Moreover, when claimant finally told Cascio that he believed that his condition was work related, claimant was unable to link his condition to a specific incident at work. Notably, when Cascio asked claimant if he felt anything or if a specific incident had occurred, claimant responded, “[n]o, but it must have been when I was carrying that 32-foot ladder.” (Emphasis added.) Claimant’s conversation with Cascio is inconsistent with his testimony at the arbitration hearing, where he expressly stated that while lifting a ladder on June 4, 2004, he heard a “popping sound” and while lifting a ladder on August 2, 2004, he felt pain. Claimant did testify to a conversation with Cascio on July 13, 2004. Claimant alleged that during that conversation, he told Cascio that he was going to see a chiropractor because his neck and back were sore. Cascio denied that any such conversation took place. However, even if it did, the details of the conversation do not support a finding that claimant told Cascio that his condition was work related. In fact, claimant admitted at the arbitration hearing that all he reported to Cascio was that his neck and back were sore and nothing more.

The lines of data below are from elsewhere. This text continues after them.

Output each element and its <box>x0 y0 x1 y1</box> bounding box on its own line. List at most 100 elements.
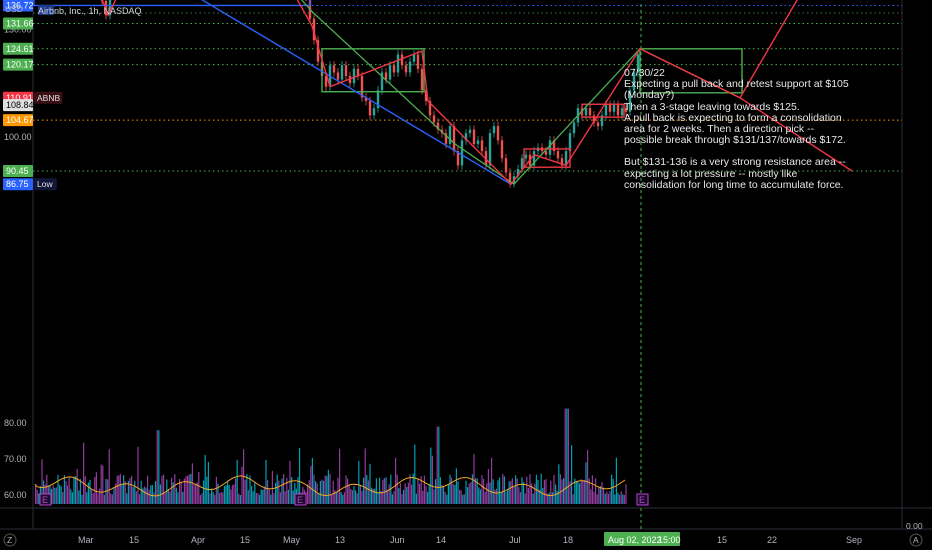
volume-bar <box>311 457 313 504</box>
volume-bar <box>291 477 293 504</box>
volume-bar <box>486 483 488 504</box>
time-tick-label: 18 <box>563 535 573 545</box>
volume-bar <box>548 492 550 504</box>
volume-bar <box>99 488 101 504</box>
volume-bar <box>265 459 267 504</box>
volume-bar <box>156 430 158 504</box>
candle-body <box>344 65 348 76</box>
annotation-date: 07/30/22 <box>624 67 665 79</box>
volume-bar <box>415 493 417 504</box>
volume-bar <box>523 482 525 504</box>
volume-bar <box>604 493 606 504</box>
volume-bar <box>534 483 536 504</box>
volume-bar <box>54 487 56 504</box>
volume-bar <box>151 485 153 504</box>
volume-bar <box>583 479 585 504</box>
volume-bar <box>609 491 611 504</box>
volume-bar <box>425 486 427 504</box>
candle-body <box>488 133 492 166</box>
analysis-annotation: 07/30/22 Expecting a pull back and retes… <box>624 67 854 191</box>
volume-bar <box>326 476 328 504</box>
volume-bar <box>246 474 248 504</box>
volume-bar <box>62 492 64 504</box>
volume-bar <box>199 494 201 504</box>
volume-bar <box>340 492 342 504</box>
volume-bar <box>513 486 515 504</box>
volume-bar <box>351 490 353 504</box>
volume-bar <box>510 480 512 504</box>
time-tick-label: 15 <box>240 535 250 545</box>
volume-bar <box>611 474 613 504</box>
candle-body <box>108 0 112 16</box>
price-label: 110.91 <box>6 93 33 103</box>
volume-bar <box>217 483 219 504</box>
volume-bar <box>358 460 360 504</box>
volume-bar <box>38 493 40 504</box>
volume-bar <box>348 484 350 504</box>
autoscale-label: A <box>913 535 919 545</box>
volume-bar <box>134 480 136 504</box>
candle-body <box>632 72 636 91</box>
volume-bar <box>588 478 590 504</box>
time-cursor-box <box>604 532 680 546</box>
volume-bar <box>97 493 99 504</box>
volume-bar <box>363 477 365 504</box>
candle-body <box>544 151 548 155</box>
annotation-line: A pull back is expecting to form a conso… <box>624 111 846 147</box>
volume-bar <box>249 475 251 504</box>
volume-bar <box>169 491 171 504</box>
volume-bar <box>419 483 421 504</box>
time-tick-label: Jun <box>390 535 405 545</box>
volume-bar <box>81 494 83 504</box>
candle-body <box>480 140 484 152</box>
volume-bar <box>71 492 73 504</box>
volume-bar <box>511 478 513 504</box>
volume-bar <box>516 478 518 504</box>
volume-bar <box>108 449 110 504</box>
volume-bar <box>572 494 574 504</box>
volume-bar <box>278 480 280 504</box>
candle-body <box>324 75 328 87</box>
candle-body <box>420 68 424 91</box>
volume-bar <box>35 484 37 504</box>
volume-bar <box>281 478 283 504</box>
volume-bar <box>236 459 238 504</box>
volume-bar <box>116 475 118 504</box>
candle-body <box>396 54 400 73</box>
candle-body <box>356 68 360 76</box>
volume-bar <box>193 484 195 504</box>
candle-body <box>556 151 560 159</box>
volume-bar <box>369 463 371 504</box>
volume-bar <box>87 482 89 504</box>
candle-body <box>516 168 520 177</box>
volume-bar <box>183 478 185 504</box>
volume-bar <box>383 478 385 504</box>
volume-bar <box>420 476 422 504</box>
volume-bar <box>111 494 113 504</box>
volume-bar <box>590 489 592 504</box>
volume-bar <box>401 494 403 504</box>
volume-bar <box>607 493 609 504</box>
volume-bar <box>343 492 345 504</box>
volume-bar <box>107 479 109 504</box>
volume-bar <box>455 468 457 504</box>
volume-bar <box>331 493 333 504</box>
volume-bar <box>206 476 208 504</box>
volume-bar <box>260 489 262 504</box>
volume-bar <box>524 493 526 504</box>
candle-body <box>432 115 436 123</box>
volume-bar <box>73 476 75 504</box>
volume-bar <box>60 486 62 504</box>
volume-bar <box>318 493 320 504</box>
earnings-marker-label: E <box>297 495 303 505</box>
volume-bar <box>167 489 169 504</box>
volume-bar <box>279 492 281 504</box>
volume-bar <box>391 494 393 504</box>
volume-bar <box>286 477 288 504</box>
volume-bar <box>195 483 197 504</box>
candle-body <box>600 115 604 127</box>
volume-bar <box>484 491 486 504</box>
volume-bar <box>569 481 571 504</box>
volume-bar <box>537 479 539 504</box>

In short, while there was no witness testimony that an accident did not occur on either June 4, 2004, or August 2, 2004, there was other evidence in the record inconsistent with claimant’s testimony that he sustained a work-related injury on either of those dates. In particular, that evidence indicates that: (1) claimant did not report a work-related accident to any of his medical providers until September 28, 2004; (2) despite his experience with the workers’ compensation system, claimant processed his initial treatment using a group insurance card; (3) claimant did not report a work-related accident to respondent until September 22, 2004; and (4) when claimant informed respondent that his condition was work related, he was unable to link the condition to a specific date. As we stated previously, in resolving questions of fact, it is within the province of the Commission to assess the credibility of witnesses, resolve conflicts in the evidence, assign *679weight to be accorded the evidence, and draw reasonable inferences from the evidence. Ghere, 278 Ill. App. 3d at 847. In this case, the Commission, after considering the conflicting evidence, determined that claimant failed to sustain his burden of proving that his injuries arose out of and in the course of his employment. Based on the record before us, we cannot say that an opposite conclusion is clearly apparent.

III. CONCLUSION

The Commission’s findings that claimant failed to prove by a preponderance of the credible evidence that he sustained accidental injuries arising out of or in the course of his employment with claimant on June 4, 2004, or August 2, 2004, are not contrary to the manifest weight of the evidence. Accordingly, we affirm the judgment of the circuit court of Cook County, which confirmed the decisions of the Commission.

Affirmed.

McCULLOUGH, EJ., and HOFFMAN, HOLDRIDGE, and DONOVAN, JJ., concur.